Agents of Grace
Robert Wurtz II
For indeed, when we came to Macedonia, our bodies had no rest, but we were troubled on every side. Outside were conflicts, inside were fears. Nevertheless God, who comforts the downcast, comforted us by the coming of Titus.
(2 Corinthians 7:5–6 NKJV)
There are times when it seems that trouble is a relentless stalker of the saints. Paul encountered it on every side; from the “beasts” at Ephesus (As he called them. People who were bent on destroying the work of God); to carnal believers who left the Corinthian church in a terrible state. Indeed, Satan was waging war on the two fronts of body and mind. The accumulated impact was tremendous.

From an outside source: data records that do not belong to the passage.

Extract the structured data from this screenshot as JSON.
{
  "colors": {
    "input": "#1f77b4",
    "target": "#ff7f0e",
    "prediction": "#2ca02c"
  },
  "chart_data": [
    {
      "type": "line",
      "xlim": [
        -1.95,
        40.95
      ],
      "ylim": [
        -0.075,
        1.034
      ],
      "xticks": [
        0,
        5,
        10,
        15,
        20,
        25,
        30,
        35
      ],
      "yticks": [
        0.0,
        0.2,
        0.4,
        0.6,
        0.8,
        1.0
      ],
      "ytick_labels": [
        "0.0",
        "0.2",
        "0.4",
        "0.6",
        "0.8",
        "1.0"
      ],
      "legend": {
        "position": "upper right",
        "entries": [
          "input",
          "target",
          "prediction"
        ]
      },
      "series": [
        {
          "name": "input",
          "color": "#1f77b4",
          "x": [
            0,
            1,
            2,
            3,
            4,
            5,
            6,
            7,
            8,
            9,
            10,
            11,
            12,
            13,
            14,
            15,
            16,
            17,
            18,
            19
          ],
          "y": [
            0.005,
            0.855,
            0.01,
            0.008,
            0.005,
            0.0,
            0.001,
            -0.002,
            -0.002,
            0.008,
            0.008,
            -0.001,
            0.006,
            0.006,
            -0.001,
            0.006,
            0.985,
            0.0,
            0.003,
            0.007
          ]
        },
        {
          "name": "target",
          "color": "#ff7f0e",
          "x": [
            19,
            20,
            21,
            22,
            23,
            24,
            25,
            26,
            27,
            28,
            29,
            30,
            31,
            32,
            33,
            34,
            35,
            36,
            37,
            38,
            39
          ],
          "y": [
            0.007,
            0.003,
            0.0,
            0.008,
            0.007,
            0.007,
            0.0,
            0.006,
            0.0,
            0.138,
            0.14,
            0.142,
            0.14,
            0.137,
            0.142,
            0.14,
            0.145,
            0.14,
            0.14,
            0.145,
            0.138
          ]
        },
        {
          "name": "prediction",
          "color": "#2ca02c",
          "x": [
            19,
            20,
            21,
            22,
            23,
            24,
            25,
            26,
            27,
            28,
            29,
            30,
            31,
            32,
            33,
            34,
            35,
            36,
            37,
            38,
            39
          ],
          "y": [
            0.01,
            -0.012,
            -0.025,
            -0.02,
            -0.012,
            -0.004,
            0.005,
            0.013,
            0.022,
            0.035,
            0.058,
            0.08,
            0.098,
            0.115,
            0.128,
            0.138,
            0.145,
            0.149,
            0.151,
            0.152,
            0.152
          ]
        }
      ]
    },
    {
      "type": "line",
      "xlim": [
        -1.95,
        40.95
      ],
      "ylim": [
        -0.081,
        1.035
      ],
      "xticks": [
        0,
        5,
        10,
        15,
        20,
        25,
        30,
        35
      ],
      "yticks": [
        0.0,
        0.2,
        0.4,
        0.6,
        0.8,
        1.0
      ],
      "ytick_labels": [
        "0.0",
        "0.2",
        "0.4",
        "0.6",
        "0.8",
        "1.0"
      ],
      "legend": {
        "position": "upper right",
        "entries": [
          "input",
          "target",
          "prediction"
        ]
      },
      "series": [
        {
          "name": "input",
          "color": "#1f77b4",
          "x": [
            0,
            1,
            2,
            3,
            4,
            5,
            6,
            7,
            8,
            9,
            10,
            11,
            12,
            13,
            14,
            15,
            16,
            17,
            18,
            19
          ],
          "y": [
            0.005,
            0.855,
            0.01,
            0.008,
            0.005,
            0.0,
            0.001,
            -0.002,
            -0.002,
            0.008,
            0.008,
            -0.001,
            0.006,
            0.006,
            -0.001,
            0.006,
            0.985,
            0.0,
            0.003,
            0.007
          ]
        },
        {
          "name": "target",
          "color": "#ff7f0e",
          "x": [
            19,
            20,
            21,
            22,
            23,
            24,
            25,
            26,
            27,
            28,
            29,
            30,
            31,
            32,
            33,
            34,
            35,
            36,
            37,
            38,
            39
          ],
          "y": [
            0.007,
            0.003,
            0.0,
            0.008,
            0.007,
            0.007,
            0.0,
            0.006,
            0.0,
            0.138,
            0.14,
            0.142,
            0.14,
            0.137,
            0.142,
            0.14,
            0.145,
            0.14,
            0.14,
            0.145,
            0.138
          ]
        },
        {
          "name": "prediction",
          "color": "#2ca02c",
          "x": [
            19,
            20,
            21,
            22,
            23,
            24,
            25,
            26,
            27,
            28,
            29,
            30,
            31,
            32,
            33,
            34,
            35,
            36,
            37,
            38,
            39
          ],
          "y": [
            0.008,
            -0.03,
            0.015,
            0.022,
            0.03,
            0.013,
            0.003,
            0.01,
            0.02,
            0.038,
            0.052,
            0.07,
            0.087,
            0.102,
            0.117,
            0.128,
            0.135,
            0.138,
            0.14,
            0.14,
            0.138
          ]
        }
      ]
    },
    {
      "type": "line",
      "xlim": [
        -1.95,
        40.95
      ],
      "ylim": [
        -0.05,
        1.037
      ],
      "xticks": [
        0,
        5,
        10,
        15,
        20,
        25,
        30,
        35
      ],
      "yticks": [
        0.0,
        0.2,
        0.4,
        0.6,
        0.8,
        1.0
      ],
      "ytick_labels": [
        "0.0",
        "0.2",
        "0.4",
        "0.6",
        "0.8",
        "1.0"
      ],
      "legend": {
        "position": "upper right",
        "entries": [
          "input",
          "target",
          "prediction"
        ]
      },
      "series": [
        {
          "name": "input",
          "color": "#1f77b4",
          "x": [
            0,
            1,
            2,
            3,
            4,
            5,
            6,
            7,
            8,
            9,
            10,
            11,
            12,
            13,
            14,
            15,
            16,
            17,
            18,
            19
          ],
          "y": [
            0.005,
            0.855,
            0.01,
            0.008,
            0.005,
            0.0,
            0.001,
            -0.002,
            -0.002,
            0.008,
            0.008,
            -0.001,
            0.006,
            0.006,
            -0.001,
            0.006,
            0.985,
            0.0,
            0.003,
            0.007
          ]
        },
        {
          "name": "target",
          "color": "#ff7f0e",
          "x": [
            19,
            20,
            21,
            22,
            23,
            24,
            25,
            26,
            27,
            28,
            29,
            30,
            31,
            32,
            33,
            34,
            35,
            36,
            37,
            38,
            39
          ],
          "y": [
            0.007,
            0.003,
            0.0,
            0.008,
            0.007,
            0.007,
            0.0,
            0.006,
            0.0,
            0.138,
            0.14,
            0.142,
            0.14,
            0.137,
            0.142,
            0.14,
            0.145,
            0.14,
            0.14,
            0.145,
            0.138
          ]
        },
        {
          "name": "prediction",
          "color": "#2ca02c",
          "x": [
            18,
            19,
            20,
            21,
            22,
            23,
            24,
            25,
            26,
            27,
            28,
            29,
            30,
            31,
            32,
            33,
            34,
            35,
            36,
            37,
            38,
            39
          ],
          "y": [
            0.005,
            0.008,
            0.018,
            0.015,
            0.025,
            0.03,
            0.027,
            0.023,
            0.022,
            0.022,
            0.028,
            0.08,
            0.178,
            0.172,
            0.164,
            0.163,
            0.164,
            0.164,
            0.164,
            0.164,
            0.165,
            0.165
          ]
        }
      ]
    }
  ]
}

Paul used the plural pronouns “we,” “our,” and “us” indicating it was affecting him and the saints who were with him. They were “downcast” — a word that in the Greek (tapeinos) means to be depressed or brought low because of grief or circumstances. It could be translated as “humiliated” since the verb form of the word means to exploit, oppress, or to break the spirit of a person. (TDNT)
We generally think of Paul as a giant of a man who never had any weaknesses. What then do we do with these sobering words, “Our bodies had no rest, but we were troubled on every side. Outside were conflicts, inside were fears.” Later in the epistle he adds, “Who is weak, and I am not weak? Who is made to stumble, and I do not burn with indignation?” (2 Corinthians 11:29 NKJV) For those who think of Paul as a biblical super-hero these passages are a bit disillusioning. Paul felt fear and he felt indignation. There is no sin in these emotions in their proper context.
It’s easy to think of God as one who looks on in heaven observing all of our sins and mistakes. However, God is a compassionate Father who is watching us bowed down under the load of difficult times. He runs to the cry of His beloved children. Sometimes through a spiritual touch, sometimes through a special word from Him, and other times in the form of a faithful fellow believer. Nevertheless God, who comforts the downcast, comforted us by the coming of Titus.
Agents of Grace
Sometimes we need an inward touch. Sometimes we need a fresh word from God. Yet in particularly difficult times we often need that human touch… a person who comes to us, as the old-timers used to say, “on business for the King.” God’s ambassadors clothed in flesh and blood. God had seen Paul and his friends’ situation and circumstances from eternity past and arranged events in such a way that comfort came at the appointed time. Praise God. Bless His holy name. Just when we may be at a breaking point God graces us with a brother or sister in the Lord. Paul recognized the coming of Titus — not as a coincidence — but as Divine providence. No doubt his heart was lifted at the sight of this dear brother… knowing that he didn’t just show up, but had been sent. What an awesome thing to consider and appreciate in the moment.